You will be accompanied by an English speaking guide for The Hammer and Sickle tour. Written and raved about in the NY Times, Wall Street Journal and other major newspapers around the world, this tour takes you on a journey through the 50 years of communism in Hungary.
We summarize how it all started, how big brother told us what to do and what not to do. We’ll teach you about how life was like behind the iron curtain. How children were brought up, how families lived, how we traveled, where we could travel, how long it took to get a passport and many other interesting experiences from black markets to banana lines.
Also included on the tour is our own private exhibition room, where we will introduce you to the real features of a Hungarian home through relics to typical furniture and furnishings.Furthermore we have an extensive collection of many communist related artifacts and relics, such as red and blue passports, party member’s registration book, pins, medals, currency and huge placards to help your understanding of the propaganda we once lived under!
Along the tour we introduce you to the historical approach through the last 200 years of contemporary Hungarian history.Hungary's past is filled with victories, failures and struggles. We lead you through these eventful times through the sights depicting the historical outcome and how it shaped Hungary today.

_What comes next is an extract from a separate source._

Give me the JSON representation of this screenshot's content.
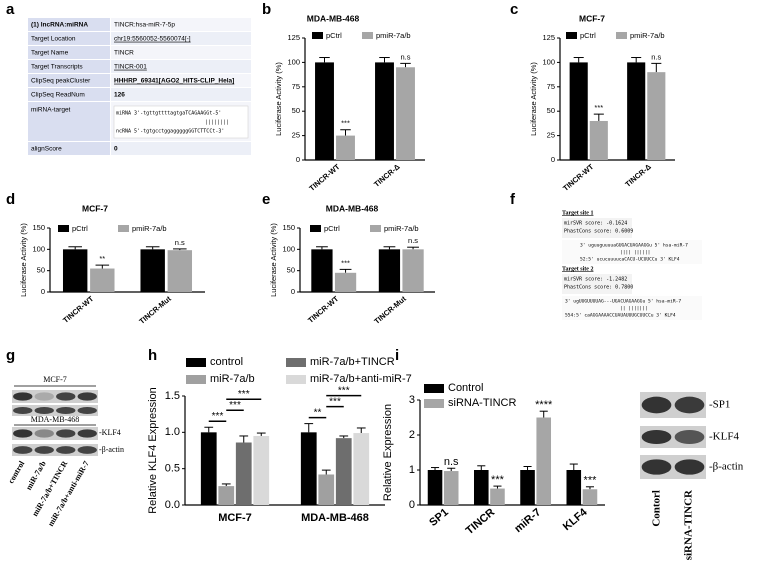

On the tour we go through the Hungarian history that “shook” the world with the 1956 revolution as one of the main highlighted themes. Prior to the revolution in 1956 a plethora of events such as the War of Independence, Great Compromise, WWI, WWII gave huge significance to the meaning behind the Hungarian quest for freedom. After delving through the recent history we take a microscopic approach towards the newly appointed communist government after World War II that led to the events of the 1956 Revolution. Some of our stops and stories will be about our Liberty Square for Cardinal Mindszenty’s part in the revolution as well as the significance of the square and the last remaining tribute to the Soviet Union! We will also see Imre Nagy's memorial. Another stop will be the Parliament area where shots were fired, which instigated the revolt to take up arms and defend one’s freedom.
The 1956 Uprising was a short-lived battle on the streets. However, many Hungarians quietly plotted their flight from communism and finally laid to rest the horrible memories through the reburial of Imre Nagy, leading to free elections and a return to a free society.
The tour finishes by returning to the operator's local center behind the Opera House.